Coalition for the development of medical robotics

On September 24 this year, by the decision of the board of the Polish Federation of Hospitals, the Coalition for the development of medical robotics was established, which is to become a center of expert knowledge on medical robotics, a place where clinical partners, industry and science meet and cooperate in the field of training, research and development and analysis data in order to best implement robots into medical practice.

The key goals that the coalition sets itself are:

  1. Educational tasks based on knowledge sharing programs, 
  2. Cooperation for the development of human resources, program development, study visits, case observation, internships
  3. Data analysis to precisely determine the benefits of robotic surgery, both from the perspective of the clinical effect for patients and the calculation of costs and economic benefits of using this technology, developing a proposal of tools supporting the development of medical robotics. 

The Polish Federation of Hospitals (PFSz) is a nationwide organization of employers associating hospitals regardless of their ownership structure, size or model of operation. PFSz was founded in 2011. It associates directly over 280 hospitals, and through agreements with local and sectoral hospital unions, it functions as an umbrella organization for over 500 hospitals in total.

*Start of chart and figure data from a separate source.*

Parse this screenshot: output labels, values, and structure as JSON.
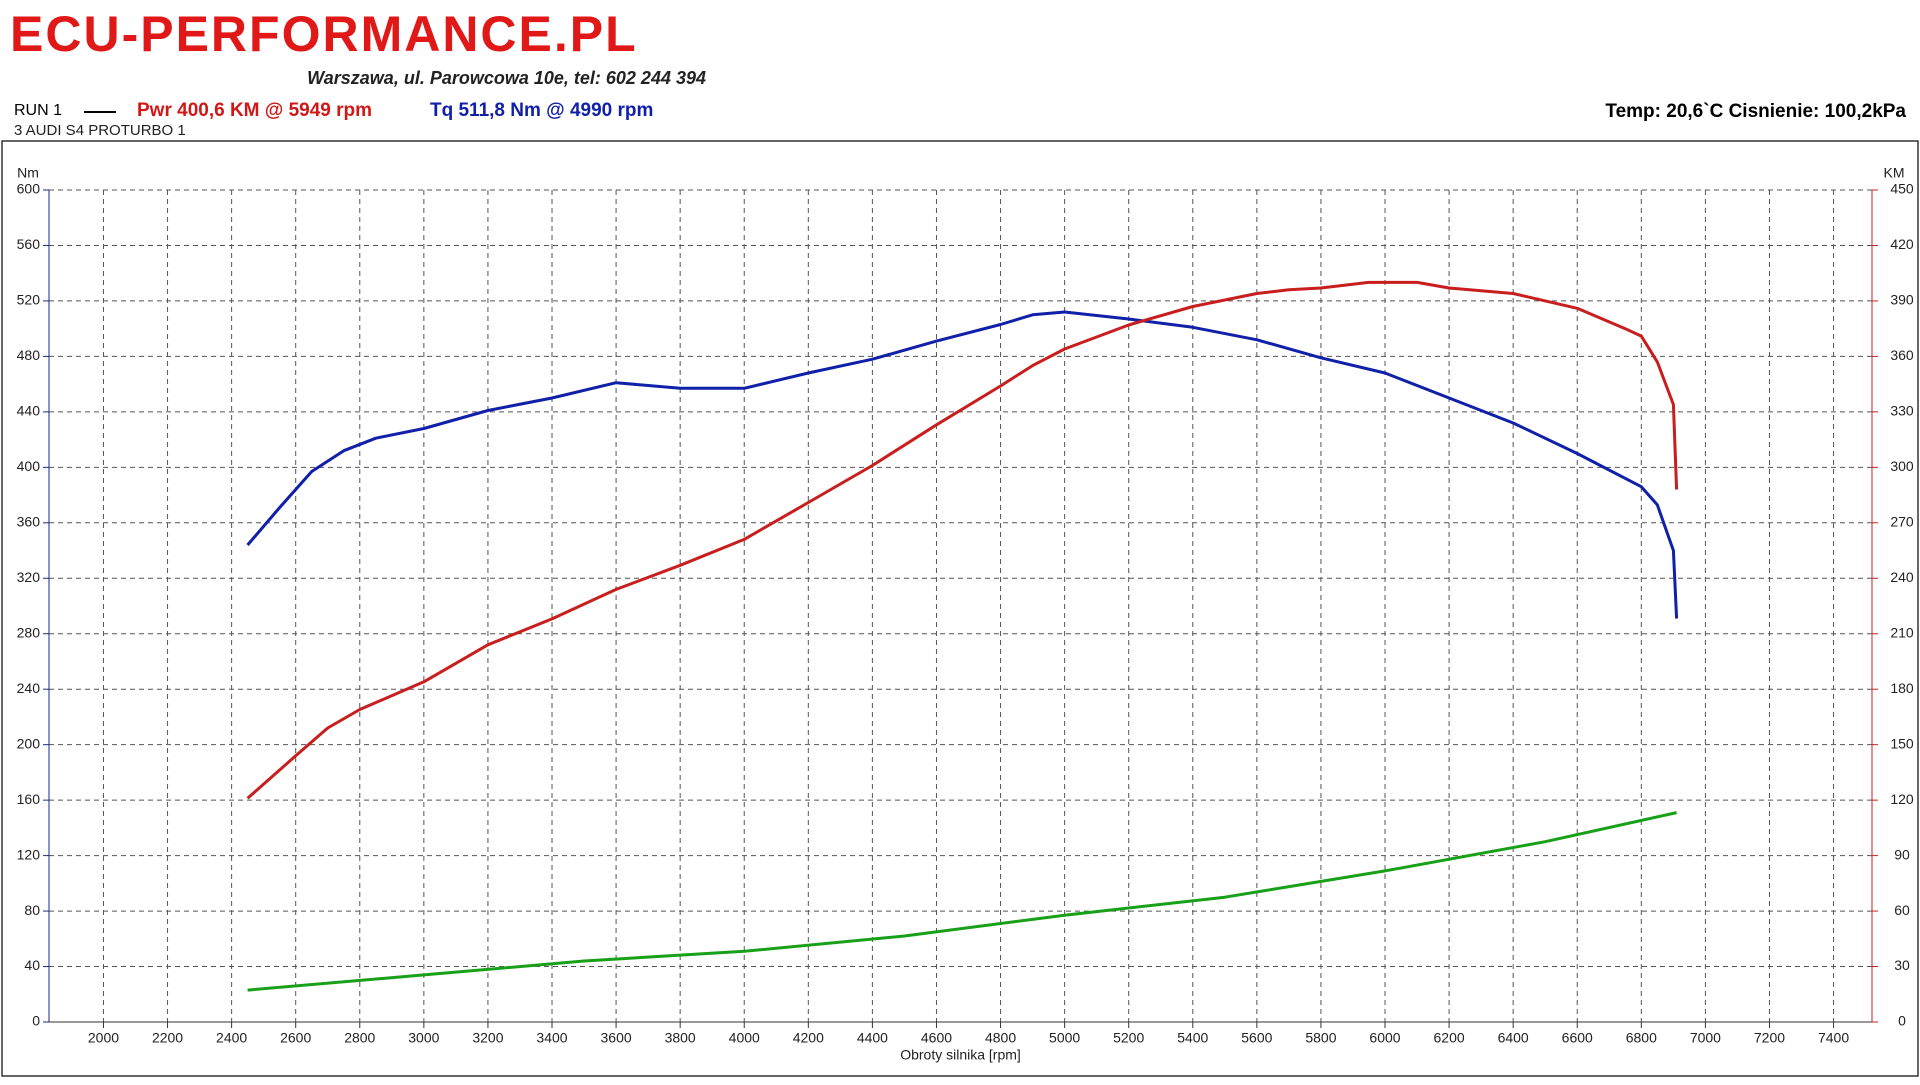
{
  "header": {
    "logo": "ECU-PERFORMANCE.PL",
    "address": "Warszawa, ul. Parowcowa 10e, tel: 602 244 394",
    "run": "RUN 1",
    "power_info": "Pwr  400,6 KM @ 5949 rpm",
    "torque_info": "Tq 511,8 Nm @ 4990 rpm",
    "vehicle": "3 AUDI S4 PROTURBO 1",
    "conditions": "Temp: 20,6`C   Cisnienie: 100,2kPa"
  },
  "chart_data": {
    "type": "line",
    "xlabel": "Obroty silnika [rpm]",
    "ylabel": "Nm",
    "y2label": "KM",
    "xlim": [
      1830,
      7520
    ],
    "xticks": [
      2000,
      2200,
      2400,
      2600,
      2800,
      3000,
      3200,
      3400,
      3600,
      3800,
      4000,
      4200,
      4400,
      4600,
      4800,
      5000,
      5200,
      5400,
      5600,
      5800,
      6000,
      6200,
      6400,
      6600,
      6800,
      7000,
      7200,
      7400
    ],
    "ylim": [
      0,
      600
    ],
    "yticks": [
      0,
      40,
      80,
      120,
      160,
      200,
      240,
      280,
      320,
      360,
      400,
      440,
      480,
      520,
      560,
      600
    ],
    "y2lim": [
      0,
      450
    ],
    "y2ticks": [
      0,
      30,
      60,
      90,
      120,
      150,
      180,
      210,
      240,
      270,
      300,
      330,
      360,
      390,
      420,
      450
    ],
    "grid": true,
    "ycolor": "#1a2a8a",
    "y2color": "#c81e1e",
    "series": [
      {
        "color": "#1020a8",
        "axis": "y",
        "x": [
          2450,
          2550,
          2650,
          2750,
          2850,
          3000,
          3200,
          3400,
          3600,
          3800,
          4000,
          4200,
          4400,
          4600,
          4800,
          4900,
          5000,
          5200,
          5400,
          5600,
          5800,
          6000,
          6200,
          6400,
          6600,
          6800,
          6850,
          6900,
          6910
        ],
        "values": [
          344,
          371,
          397,
          412,
          421,
          428,
          441,
          450,
          461,
          457,
          457,
          468,
          478,
          491,
          503,
          510,
          512,
          507,
          501,
          492,
          479,
          468,
          450,
          432,
          410,
          386,
          373,
          340,
          291
        ]
      },
      {
        "color": "#c81e1e",
        "axis": "y2",
        "x": [
          2450,
          2600,
          2700,
          2800,
          3000,
          3200,
          3400,
          3600,
          3800,
          4000,
          4200,
          4400,
          4600,
          4800,
          4900,
          5000,
          5200,
          5400,
          5600,
          5700,
          5800,
          5949,
          6100,
          6200,
          6400,
          6600,
          6750,
          6800,
          6850,
          6900,
          6910
        ],
        "values": [
          121,
          144,
          159,
          169,
          184,
          204,
          218,
          234,
          247,
          261,
          281,
          301,
          323,
          344,
          355,
          364,
          377,
          387,
          394,
          396,
          397,
          400,
          400,
          397,
          394,
          386,
          375,
          371,
          357,
          334,
          288
        ]
      },
      {
        "color": "#18a018",
        "axis": "y",
        "x": [
          2450,
          3000,
          3500,
          4000,
          4500,
          5000,
          5500,
          6000,
          6500,
          6910
        ],
        "values": [
          23,
          34,
          44,
          51,
          62,
          77,
          90,
          109,
          130,
          151
        ]
      }
    ]
  }
}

The main goal of the Federation is to improve the operating conditions of hospitals. PFSz works for better financing of hospitals, increasing the importance of hospital management, the safety of patients and hospital employees, as well as for quality, good management practices, education and good legislation.

PFSz represents Polish hospitals on the national and international forum. PFSz belongs to the European Federation of HOPE Hospitals, which associates over 80 percent. hospital resources in the European Union. PFSz cooperates with the International Federation of Hospitals IHF – the only global organization of hospitals.